Si bien hay una referencia histórica que vincula su discurrir con las revoluciones francesa y bolchevique, su método de acción terrorista presupone un programa inexistente tanto en lo político como en lo militar. No es verdadero ni falso: es performativo como los discursos políticos del populismo. El Astrólogo no es “fascista” ni “revolucionario”. La suya es una performatividad sin masas.
El discurso del Astrólogo retorna siempre a un cero absoluto: Pierce llamaba así a un cero sustraído a la serie de los enteros y exento de repetición. El Astrólogo se amuralla en lo performativo, conjurando toda instancia constatativa, jugando con las zonas fronterizas de indiscernibilidad. De ahí la resonancia “poética” del discurso. Espera que se inscriba en su discurso una clave universal —Humanidad— a la cual invoca sin poder completar nunca su colección. Esa Humanidad al concebirse como un discurso sin tercero —sin nombre ni ley— es isomorfa a un entre–dos sin salida, alienada en el fantasma “de la Otra mujer que sería la Mujer”, como escribe Daniel Sibony a propósito de este impasse.
Las potencias se suceden en la línea de un falso tercero —representante de la Humanidad—, cuya encarnación sería el interminable ejercicio del terror en nombre de una compasión universal, la cual no puede hacer nada con el odio del origen.

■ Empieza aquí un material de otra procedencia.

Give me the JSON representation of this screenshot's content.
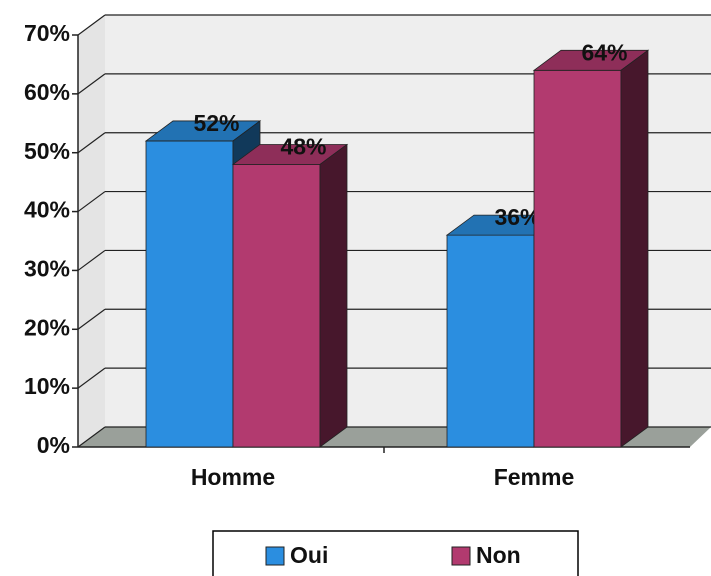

Al enunciar sus palabras las oye como la inscripción de una imposibilidad: nunca traen a sí el “todo”. Él, que se define por la acción, es un sujeto paralizado, vive entre dos tiempos finitos —un antes o un después— donde se urden los meandros de su superstición filantrópica.
Esta vuelta al comienzo mismo de los tiempos radica en su incapacidad para inventar, como los teólogos de Borges, una herejía, y evitar así que los tiempos se agolpen unos sobre otros. Pretende que todo sea simultáneo en un presente tan fugaz, donde siempre es el Astrólogo del minuto posterior.

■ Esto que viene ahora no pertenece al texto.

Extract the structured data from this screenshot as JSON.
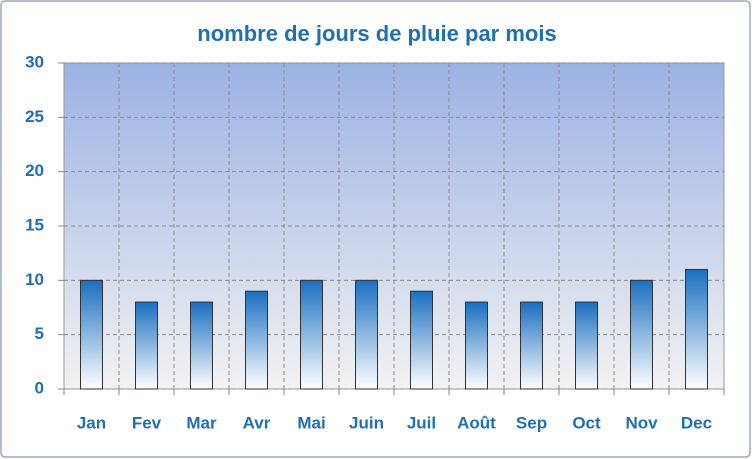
{
  "chart_data": {
    "type": "bar",
    "title": "nombre de jours de pluie par mois",
    "categories": [
      "Jan",
      "Fev",
      "Mar",
      "Avr",
      "Mai",
      "Juin",
      "Juil",
      "Août",
      "Sep",
      "Oct",
      "Nov",
      "Dec"
    ],
    "values": [
      10,
      8,
      8,
      9,
      10,
      10,
      9,
      8,
      8,
      8,
      10,
      11
    ],
    "color": "#1a6fc0",
    "ylim": [
      0,
      30
    ],
    "yticks": [
      0,
      5,
      10,
      15,
      20,
      25,
      30
    ],
    "grid": true
  }
}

Nada como ese presente le confirma que algo falla en sus mezclas, en su tratamiento de los “todos” en juego. Pero no quiere saber nada de esto. De pronto, sus dichos suenan a un flatus vocis: esa magia no ha sido ni siquiera parcial. Su impotencia es no poder retornar de ese regreso por el cual los predicados se suceden, sin imposibilidad de un corte. En tal regreso lo primero es siempre lo último, hyteron proteron.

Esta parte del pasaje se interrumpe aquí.